Rooney, so devastatingly effective during Manchester United’s below-par past season, has appeared confused and even sluggish in South Africa.

In deciding whether to stick to the line-up used against Slovenia or to shuffle his squad, Capello has to contend with the return from suspension of defender Liverpool’s Jamie Carragher and Tottenham’s Ledley King who has recovered from a groin problem.

All 23 England players took part in training Saturday, suggesting that Capello can rely on his full contingent against Germany.

“It is a good feeling because if they trained they are fit to play,” Capello had said on Friday.

Ahead of the trip to Bloemfontein, Capello gathered his players in the middle of the training ground for a short talk before the squad began the session, which was open to the media for the first 15 minutes, with some light running and a game of handball.

Germany were expected earlier in Bloemfontein on Saturday with their training session scheduled for the late afternoon on the campus of a local university.

Stuttgart striker Cacau is set to miss the match on account of a stomach muscle strain, according to team manager Oliver Bierhoff.
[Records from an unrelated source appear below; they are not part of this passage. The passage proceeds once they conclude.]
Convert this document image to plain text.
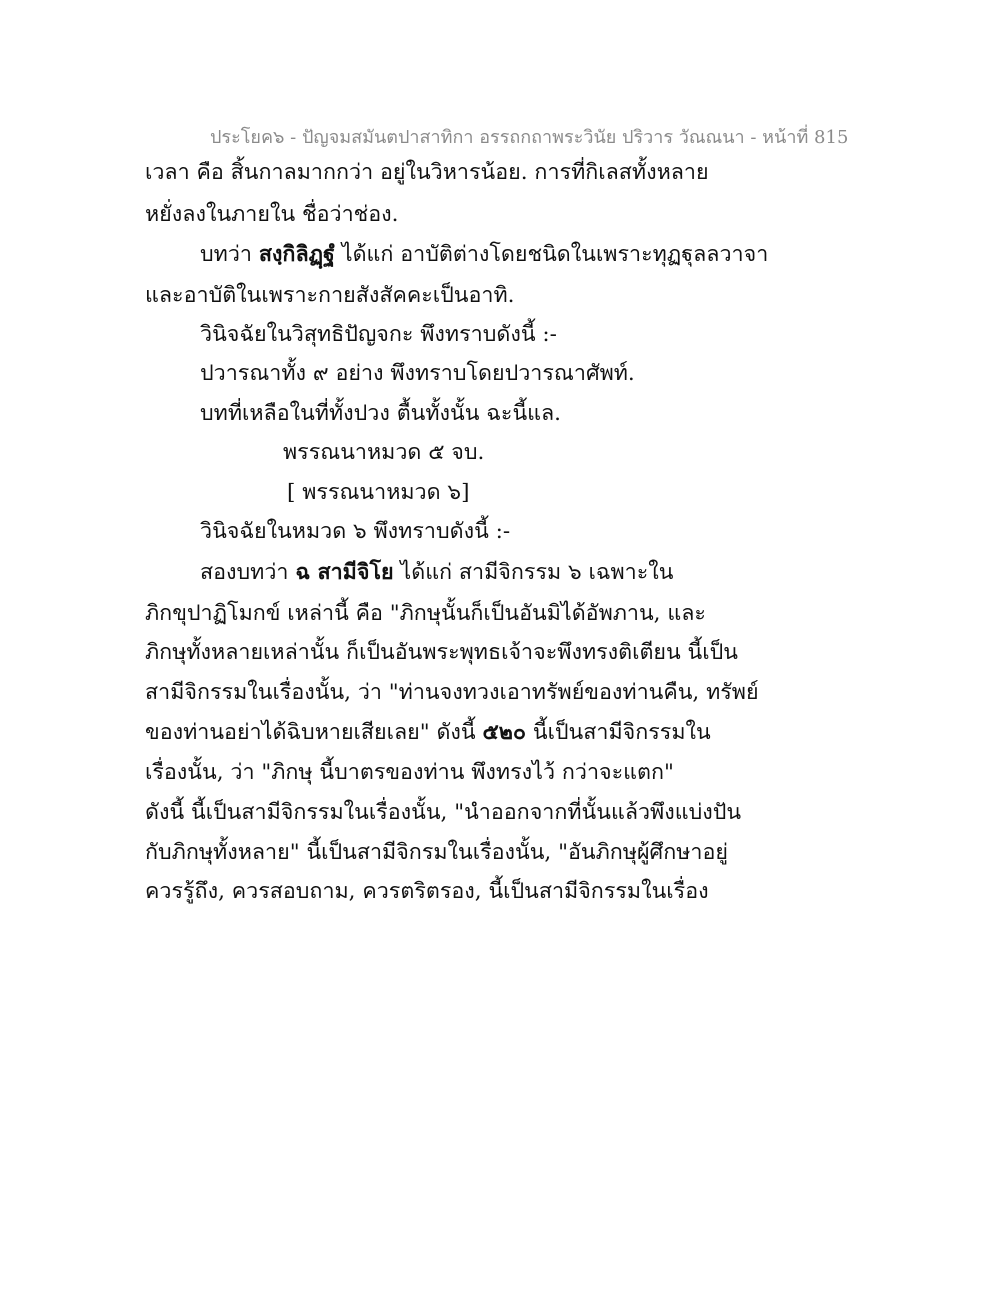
ประโยค๖ - ปัญจมสมันตปาสาทิกา อรรถกถาพระวินัย ปริวาร วัณณนา - หน้าที่ 815
เวลา คือ สิ้นกาลมากกว่า อยู่ในวิหารน้อย. การที่กิเลสทั้งหลาย
หยั่งลงในภายใน ชื่อว่าช่อง.
บทว่า สงฺกิลิฏฺฐํ ได้แก่ อาบัติต่างโดยชนิดในเพราะทุฏฐุลลวาจา
และอาบัติในเพราะกายสังสัคคะเป็นอาทิ.
วินิจฉัยในวิสุทธิปัญจกะ พึงทราบดังนี้ :-
ปวารณาทั้ง ๙ อย่าง พึงทราบโดยปวารณาศัพท์.
บทที่เหลือในที่ทั้งปวง ตื้นทั้งนั้น ฉะนี้แล.
พรรณนาหมวด ๕ จบ.
[ พรรณนาหมวด ๖]
วินิจฉัยในหมวด ๖ พึงทราบดังนี้ :-
สองบทว่า ฉ สามีจิโย ได้แก่ สามีจิกรรม ๖ เฉพาะใน
ภิกขุปาฏิโมกข์ เหล่านี้ คือ "ภิกษุนั้นก็เป็นอันมิได้อัพภาน, และ
ภิกษุทั้งหลายเหล่านั้น ก็เป็นอันพระพุทธเจ้าจะพึงทรงติเตียน นี้เป็น
สามีจิกรรมในเรื่องนั้น, ว่า "ท่านจงทวงเอาทรัพย์ของท่านคืน, ทรัพย์
ของท่านอย่าได้ฉิบหายเสียเลย" ดังนี้ ๕๒๐ นี้เป็นสามีจิกรรมใน
เรื่องนั้น, ว่า "ภิกษุ นี้บาตรของท่าน พึงทรงไว้ กว่าจะแตก"
ดังนี้ นี้เป็นสามีจิกรรมในเรื่องนั้น, "นำออกจากที่นั้นแล้วพึงแบ่งปัน
กับภิกษุทั้งหลาย" นี้เป็นสามีจิกรมในเรื่องนั้น, "อันภิกษุผู้ศึกษาอยู่
ควรรู้ถึง, ควรสอบถาม, ควรตริตรอง, นี้เป็นสามีจิกรรมในเรื่อง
“The injury means he won’t be available,” Bierhoff admitted before his side travelled to Bloemfontein.

But Loew will be able to welcome back from suspension Bayern Munich’s Miroslav Klose who scored against Australia, but then received a first-half red card in the subsequent loss against Serbia.

Of concern however, is the fitness of influential Bayern midfielder Bastian Schweinsteiger who picked up a thigh strain against Ghana.

There is also some doubt on whether Hamburg’s Jerome Boateng has recovered from a calf injury he sustained in Germany’s final group game the African side.

Both will be given a fitness test during training on Saturday.

“Then we’ll see if they have recovered from their injuries and are 100 per cent fit,” Bierhoff said.

If Schweinsteiger is ruled out, 20-year-old Toni Kroos is set to deputise.

“Toni has self-confidence, he came off the bench against Ghana and he has shown that he is ready,” said Loew.